The Philadelphia job was probably the most important unfilled position in the American museum world, where Rub is a leading figure. Last year when I grabbed lunch one afternoon with him and Viñoly, Rub was even being mentioned as a possible successor to Philippe de Montebello at the Met. But at lunch he dismissed that speculation. What he wanted to talk about, other than the accomplishments of Sherman Lee, his great predecessor as Cleveland director, was the expansion and how it would transform his museum.
This conversation took place before last October’s financial meltdown, but it seemed to me at the time that the project would face a few hurdles in what was already a worsening fund raising environment. The completion date has already been pushed back from 2012 to 2013. Later this year trustees will vote on whether to go forward at all with the next phase. As Steve Litt reports today in the Cleveland Plain Dealer, like most museums the Cleveland saw a steep drop in its endowment recently, from more than $800 million two years ago to about $512 million last month. Not long ago Rub and other museum staff agreed to take pay cuts this year to help balance the museum’s operating budget.
So it’s not surprising that board members of the Cleveland Museum sounded a little taken aback by Rub’s departure when their expansion still has a lot of work ahead of it. Though in the Plain Dealer, co-chairman Michael Horvitz was at pains to speak warmly of him, he admitted that “the timing is very bad.” But he added gamely: “I don’t think his departure is going to materially slow down the project.” Board president Alfred M. Rankin, Jr. told the New York Times he was surprised by the whole thing. “I haven’t known about this for very long.”
At Philadelphia Rub will still get to preside over a museum expansion, a $500 million Frank Gehry-designed project that’s expected to break ground next year.
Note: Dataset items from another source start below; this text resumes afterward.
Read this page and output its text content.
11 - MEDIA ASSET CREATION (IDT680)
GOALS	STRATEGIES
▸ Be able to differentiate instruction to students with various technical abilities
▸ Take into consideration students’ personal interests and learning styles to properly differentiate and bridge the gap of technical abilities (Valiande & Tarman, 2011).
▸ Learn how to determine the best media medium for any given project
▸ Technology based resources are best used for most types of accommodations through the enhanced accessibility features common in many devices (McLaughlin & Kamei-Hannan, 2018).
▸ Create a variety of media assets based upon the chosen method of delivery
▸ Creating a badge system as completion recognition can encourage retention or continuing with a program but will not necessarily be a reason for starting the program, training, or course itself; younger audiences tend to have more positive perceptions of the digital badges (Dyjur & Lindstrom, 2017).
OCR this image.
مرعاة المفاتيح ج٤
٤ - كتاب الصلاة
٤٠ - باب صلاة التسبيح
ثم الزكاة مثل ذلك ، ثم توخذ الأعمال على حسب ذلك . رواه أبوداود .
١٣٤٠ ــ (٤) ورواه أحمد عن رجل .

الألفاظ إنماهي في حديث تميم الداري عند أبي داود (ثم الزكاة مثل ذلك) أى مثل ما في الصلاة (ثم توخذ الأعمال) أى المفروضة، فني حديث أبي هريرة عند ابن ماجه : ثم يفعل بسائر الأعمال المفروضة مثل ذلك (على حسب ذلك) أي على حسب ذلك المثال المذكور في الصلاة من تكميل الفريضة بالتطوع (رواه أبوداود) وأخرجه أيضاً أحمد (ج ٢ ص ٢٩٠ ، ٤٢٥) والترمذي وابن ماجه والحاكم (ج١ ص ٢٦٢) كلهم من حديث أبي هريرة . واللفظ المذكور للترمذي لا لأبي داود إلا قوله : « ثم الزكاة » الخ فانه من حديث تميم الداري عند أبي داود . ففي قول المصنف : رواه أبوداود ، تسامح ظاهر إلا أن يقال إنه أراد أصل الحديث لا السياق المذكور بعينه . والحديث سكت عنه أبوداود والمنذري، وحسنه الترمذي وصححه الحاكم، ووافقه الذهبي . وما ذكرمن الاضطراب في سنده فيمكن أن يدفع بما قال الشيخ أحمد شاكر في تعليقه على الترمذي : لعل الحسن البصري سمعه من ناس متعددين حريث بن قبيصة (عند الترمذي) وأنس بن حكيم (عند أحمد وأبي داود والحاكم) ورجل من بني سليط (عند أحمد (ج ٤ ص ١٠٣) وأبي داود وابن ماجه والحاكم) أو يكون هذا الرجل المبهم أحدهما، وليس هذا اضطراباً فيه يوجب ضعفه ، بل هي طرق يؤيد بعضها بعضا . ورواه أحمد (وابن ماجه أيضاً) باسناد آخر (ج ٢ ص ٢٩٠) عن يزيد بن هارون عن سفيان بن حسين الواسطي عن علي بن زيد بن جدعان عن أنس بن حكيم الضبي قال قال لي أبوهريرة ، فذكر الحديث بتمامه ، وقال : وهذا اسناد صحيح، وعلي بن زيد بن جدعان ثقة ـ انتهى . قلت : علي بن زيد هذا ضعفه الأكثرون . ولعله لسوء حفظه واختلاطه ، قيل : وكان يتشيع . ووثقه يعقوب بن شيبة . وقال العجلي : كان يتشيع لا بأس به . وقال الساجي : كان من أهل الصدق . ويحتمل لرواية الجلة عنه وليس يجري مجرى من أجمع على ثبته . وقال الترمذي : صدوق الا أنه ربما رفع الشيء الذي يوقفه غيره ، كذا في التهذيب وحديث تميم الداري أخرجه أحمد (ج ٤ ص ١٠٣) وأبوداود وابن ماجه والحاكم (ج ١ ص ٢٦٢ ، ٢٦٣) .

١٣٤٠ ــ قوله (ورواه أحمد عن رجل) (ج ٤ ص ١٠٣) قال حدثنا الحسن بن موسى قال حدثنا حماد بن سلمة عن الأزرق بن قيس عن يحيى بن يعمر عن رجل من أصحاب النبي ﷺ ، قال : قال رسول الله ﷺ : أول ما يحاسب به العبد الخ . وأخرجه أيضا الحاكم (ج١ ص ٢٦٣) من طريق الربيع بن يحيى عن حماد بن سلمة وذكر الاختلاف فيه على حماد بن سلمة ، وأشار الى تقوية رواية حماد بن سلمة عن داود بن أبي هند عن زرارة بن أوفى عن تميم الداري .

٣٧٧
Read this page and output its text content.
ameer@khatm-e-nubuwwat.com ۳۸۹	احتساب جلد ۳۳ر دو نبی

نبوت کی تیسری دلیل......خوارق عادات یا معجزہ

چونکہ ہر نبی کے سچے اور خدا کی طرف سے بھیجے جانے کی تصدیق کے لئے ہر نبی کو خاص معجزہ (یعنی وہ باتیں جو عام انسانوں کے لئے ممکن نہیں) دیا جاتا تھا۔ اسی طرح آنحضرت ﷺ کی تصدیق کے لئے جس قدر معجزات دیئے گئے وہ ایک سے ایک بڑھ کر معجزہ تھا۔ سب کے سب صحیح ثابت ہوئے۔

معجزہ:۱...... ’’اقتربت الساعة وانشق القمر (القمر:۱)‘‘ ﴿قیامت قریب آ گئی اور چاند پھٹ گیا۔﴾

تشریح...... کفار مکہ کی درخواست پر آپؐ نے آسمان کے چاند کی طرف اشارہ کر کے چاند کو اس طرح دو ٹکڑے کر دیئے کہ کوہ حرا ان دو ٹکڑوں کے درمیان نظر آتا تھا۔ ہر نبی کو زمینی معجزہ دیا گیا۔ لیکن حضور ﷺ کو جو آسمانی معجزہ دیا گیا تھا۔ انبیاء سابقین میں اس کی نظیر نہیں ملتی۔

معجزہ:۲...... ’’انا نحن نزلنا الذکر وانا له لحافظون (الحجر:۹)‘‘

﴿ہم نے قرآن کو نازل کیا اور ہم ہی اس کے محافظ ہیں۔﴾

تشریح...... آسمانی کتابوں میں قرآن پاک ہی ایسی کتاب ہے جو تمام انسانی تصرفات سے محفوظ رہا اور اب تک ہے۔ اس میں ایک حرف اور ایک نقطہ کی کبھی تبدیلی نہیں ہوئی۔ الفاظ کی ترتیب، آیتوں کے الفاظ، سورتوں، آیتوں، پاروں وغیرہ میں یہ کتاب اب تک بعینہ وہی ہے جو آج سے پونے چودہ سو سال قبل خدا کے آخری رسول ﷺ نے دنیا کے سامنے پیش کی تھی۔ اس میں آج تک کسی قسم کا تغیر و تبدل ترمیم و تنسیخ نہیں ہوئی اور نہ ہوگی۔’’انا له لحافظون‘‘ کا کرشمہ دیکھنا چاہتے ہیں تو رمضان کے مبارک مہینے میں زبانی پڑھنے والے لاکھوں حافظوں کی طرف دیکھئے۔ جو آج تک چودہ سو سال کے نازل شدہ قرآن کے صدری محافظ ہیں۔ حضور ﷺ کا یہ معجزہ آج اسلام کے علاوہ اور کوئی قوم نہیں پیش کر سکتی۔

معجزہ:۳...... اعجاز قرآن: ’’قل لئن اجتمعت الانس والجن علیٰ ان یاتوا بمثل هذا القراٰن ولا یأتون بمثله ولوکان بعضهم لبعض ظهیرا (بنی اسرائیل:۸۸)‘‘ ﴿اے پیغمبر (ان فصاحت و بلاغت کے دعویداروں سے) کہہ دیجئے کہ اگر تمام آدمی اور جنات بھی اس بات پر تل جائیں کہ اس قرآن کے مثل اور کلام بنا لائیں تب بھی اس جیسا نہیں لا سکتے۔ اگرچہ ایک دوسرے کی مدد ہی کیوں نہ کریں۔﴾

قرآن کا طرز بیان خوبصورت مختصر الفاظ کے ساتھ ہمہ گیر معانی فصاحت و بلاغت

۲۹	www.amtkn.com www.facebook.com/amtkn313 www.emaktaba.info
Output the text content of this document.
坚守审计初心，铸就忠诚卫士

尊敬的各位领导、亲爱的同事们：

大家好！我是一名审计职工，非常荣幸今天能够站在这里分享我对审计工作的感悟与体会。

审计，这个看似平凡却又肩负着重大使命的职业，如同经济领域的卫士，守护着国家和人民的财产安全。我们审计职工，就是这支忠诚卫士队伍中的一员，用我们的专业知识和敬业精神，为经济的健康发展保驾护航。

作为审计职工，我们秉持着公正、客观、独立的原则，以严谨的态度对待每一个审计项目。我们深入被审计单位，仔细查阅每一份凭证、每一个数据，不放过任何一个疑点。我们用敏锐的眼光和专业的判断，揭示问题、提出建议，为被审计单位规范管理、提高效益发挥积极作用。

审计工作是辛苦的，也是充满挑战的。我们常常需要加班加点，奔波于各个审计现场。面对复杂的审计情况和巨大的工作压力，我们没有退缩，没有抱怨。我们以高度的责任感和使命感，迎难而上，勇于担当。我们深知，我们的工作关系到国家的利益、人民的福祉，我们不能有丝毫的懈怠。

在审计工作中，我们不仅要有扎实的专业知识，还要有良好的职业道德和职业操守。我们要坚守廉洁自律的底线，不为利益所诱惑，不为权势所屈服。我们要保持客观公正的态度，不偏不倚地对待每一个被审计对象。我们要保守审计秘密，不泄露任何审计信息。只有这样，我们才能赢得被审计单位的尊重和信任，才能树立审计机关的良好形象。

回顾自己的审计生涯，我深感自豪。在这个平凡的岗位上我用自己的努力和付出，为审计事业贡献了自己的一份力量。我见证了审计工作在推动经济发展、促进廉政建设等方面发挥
Then again, that job is also expected to take a decade to complete, so this time Rub will have to be in for the long haul.
(Correction: In the above post I say that my lunch with Rub and Viñoly took place “before last October’s financial meltdown”. But the meltdown started with the collapse of Lehman Brothers in mid-September. Checking my calendar I see I met with Rub and Vinoly on October 1, so the “worsening fund raising environment” I mention in that paragraph would already have been the much worsening.)